Leadgenerierung und -Management

  1. Leadgenerierung:
    Die Gewinnung von Leads kann über zahlreiche Kanäle und Methoden erfolgen:

    • Content-Marketing (z. B. Blogartikel, Videos, Whitepaper)
    • Suchmaschinenmarketing (SEO/SEA)
    • Social-Media-Kampagnen
    • Messen, Webinare und Veranstaltungen
    • E-Mail-Marketing und Newsletter-Anmeldungen
    • Affiliate- und Partnerprogramme
  2. Lead Nurturing:
    Nicht alle Leads sind sofort bereit, zu Kunden zu werden. Mit Lead-Nurturing-Strategien werden sie durch gezielten, auf ihre Bedürfnisse abgestimmten Content, regelmäßigen Kontakt und individuelle Betreuung langsam an die Kaufentscheidung herangeführt.
  3. Lead Scoring:
    Ein Punktebewertungssystem (Scoring) hilft Unternehmen, Leads nach Qualität und Kaufwahrscheinlichkeit zu beurteilen. Faktoren wie Interaktionshäufigkeit, Unternehmensgröße, Rolle im Unternehmen, heruntergeladene Inhalte oder besuchte Produktseiten fließen in diese Bewertung ein.
  4. Lead Conversion:
    Der eigentliche Prozess, einen Lead in einen zahlenden Kunden umzuwandeln, beruht auf einer abgestimmten Zusammenarbeit zwischen Marketing und Vertrieb, einer individuellen, bedürfnisorientierten Kommunikation und passenden Angeboten.

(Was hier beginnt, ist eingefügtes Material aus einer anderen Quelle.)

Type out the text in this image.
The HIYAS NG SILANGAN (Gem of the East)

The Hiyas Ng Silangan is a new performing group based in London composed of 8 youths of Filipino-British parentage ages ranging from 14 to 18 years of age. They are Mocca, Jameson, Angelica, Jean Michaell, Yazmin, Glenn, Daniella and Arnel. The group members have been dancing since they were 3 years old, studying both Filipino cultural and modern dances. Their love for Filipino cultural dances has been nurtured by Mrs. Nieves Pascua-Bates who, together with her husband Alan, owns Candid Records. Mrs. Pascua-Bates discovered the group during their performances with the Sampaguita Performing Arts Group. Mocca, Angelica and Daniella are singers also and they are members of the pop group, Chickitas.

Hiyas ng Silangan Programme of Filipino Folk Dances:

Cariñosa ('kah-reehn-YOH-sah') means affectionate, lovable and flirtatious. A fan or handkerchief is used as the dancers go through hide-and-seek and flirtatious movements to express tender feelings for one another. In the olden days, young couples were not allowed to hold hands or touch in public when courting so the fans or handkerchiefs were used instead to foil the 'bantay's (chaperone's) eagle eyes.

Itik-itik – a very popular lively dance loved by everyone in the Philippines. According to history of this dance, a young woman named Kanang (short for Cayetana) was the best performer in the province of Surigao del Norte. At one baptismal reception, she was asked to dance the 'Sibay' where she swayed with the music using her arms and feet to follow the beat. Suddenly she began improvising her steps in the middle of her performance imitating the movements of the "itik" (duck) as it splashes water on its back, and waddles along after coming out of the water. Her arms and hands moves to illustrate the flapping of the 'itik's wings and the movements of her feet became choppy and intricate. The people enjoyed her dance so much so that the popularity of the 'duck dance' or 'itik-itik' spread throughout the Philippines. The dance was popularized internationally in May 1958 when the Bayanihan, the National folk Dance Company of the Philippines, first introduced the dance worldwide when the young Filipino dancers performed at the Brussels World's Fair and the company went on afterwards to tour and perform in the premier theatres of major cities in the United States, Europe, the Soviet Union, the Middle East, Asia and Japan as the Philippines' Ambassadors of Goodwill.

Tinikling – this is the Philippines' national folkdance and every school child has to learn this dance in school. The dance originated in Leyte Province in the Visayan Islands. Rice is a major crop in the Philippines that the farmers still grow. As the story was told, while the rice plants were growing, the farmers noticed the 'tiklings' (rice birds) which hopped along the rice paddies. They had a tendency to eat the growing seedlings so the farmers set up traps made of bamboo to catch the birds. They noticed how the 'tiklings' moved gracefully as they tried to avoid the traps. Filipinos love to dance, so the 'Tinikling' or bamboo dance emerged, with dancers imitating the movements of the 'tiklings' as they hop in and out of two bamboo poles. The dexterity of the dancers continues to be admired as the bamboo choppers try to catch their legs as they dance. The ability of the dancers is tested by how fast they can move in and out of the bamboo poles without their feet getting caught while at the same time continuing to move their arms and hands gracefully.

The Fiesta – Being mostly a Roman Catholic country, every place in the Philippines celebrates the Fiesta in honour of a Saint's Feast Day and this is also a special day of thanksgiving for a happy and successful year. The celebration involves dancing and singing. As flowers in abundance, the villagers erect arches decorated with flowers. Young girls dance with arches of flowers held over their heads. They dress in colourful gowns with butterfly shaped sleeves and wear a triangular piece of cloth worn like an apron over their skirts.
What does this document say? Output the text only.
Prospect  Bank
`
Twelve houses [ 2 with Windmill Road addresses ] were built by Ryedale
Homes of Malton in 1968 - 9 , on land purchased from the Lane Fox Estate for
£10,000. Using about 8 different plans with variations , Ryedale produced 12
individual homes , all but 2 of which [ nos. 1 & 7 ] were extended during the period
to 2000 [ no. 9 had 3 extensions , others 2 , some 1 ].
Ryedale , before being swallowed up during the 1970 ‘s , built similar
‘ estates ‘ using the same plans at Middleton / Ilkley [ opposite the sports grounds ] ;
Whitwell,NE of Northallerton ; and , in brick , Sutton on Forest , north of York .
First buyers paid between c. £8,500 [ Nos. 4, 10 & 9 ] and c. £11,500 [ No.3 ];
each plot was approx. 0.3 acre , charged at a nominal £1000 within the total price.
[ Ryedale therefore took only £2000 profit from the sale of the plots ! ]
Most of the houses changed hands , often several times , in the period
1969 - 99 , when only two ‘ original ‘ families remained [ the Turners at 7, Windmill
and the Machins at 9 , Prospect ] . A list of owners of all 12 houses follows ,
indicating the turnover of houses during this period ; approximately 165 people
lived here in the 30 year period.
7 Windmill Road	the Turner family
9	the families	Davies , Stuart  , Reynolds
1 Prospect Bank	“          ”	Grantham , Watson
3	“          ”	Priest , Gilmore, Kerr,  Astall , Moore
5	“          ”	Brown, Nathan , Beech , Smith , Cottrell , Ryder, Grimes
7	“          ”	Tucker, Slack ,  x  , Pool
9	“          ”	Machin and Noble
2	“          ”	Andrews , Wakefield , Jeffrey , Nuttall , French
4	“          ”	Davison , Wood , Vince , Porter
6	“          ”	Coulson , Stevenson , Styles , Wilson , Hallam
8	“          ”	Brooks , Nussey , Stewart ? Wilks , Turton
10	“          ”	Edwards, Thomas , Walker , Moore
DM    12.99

So nutzt du das im Betrieb

Zähl einmal, wie viele echte Anfragen pro Monat über deine Website reinkommen. Das ist deine Lead-Zahl. Sie ist der ehrlichste Gradmesser dafür, ob deine Website arbeitet oder nur schön aussieht. Steigt sie, läuft es.

Häufige Fragen

Was ist der Unterschied zwischen Lead und Kunde?
Ein Lead hat Interesse gezeigt, aber noch nicht gekauft. Ein Kunde hat den Auftrag erteilt. Der Lead ist der Schritt davor, den du zum Kunden machen willst.

Wie bekomme ich mehr Leads?
Indem deine Website Vertrauen schafft und den nächsten Schritt leicht macht: klare Kontaktwege, ein einfaches Formular, ein deutlicher Aufruf. Oft liegt der Hebel nicht bei mehr Besuchern, sondern bei einer besseren Seite.

Wir prüfen kostenlos, wo deine Website Leads liegen lässt: Website-Check von Signo Media.

KI-Hinweis: Dieser Beitrag wurde ganz oder teilweise mithilfe künstlicher Intelligenz erstellt und vor der Veröffentlichung redaktionell geprüft.

Kurz gesagt

Ein Lead ist ein potenzieller Kunde, der durch sein Verhalten, seine Angaben oder sein Interesse an einem Unternehmen signalisiert, dass er grundsätzlich an dessen Leistungen oder Produkten interessiert ist. Über gezieltes Nurturing, Qualifizierung und individuelle Ansprache kann ein Lead allmählich zum Kunden entwickelt werden.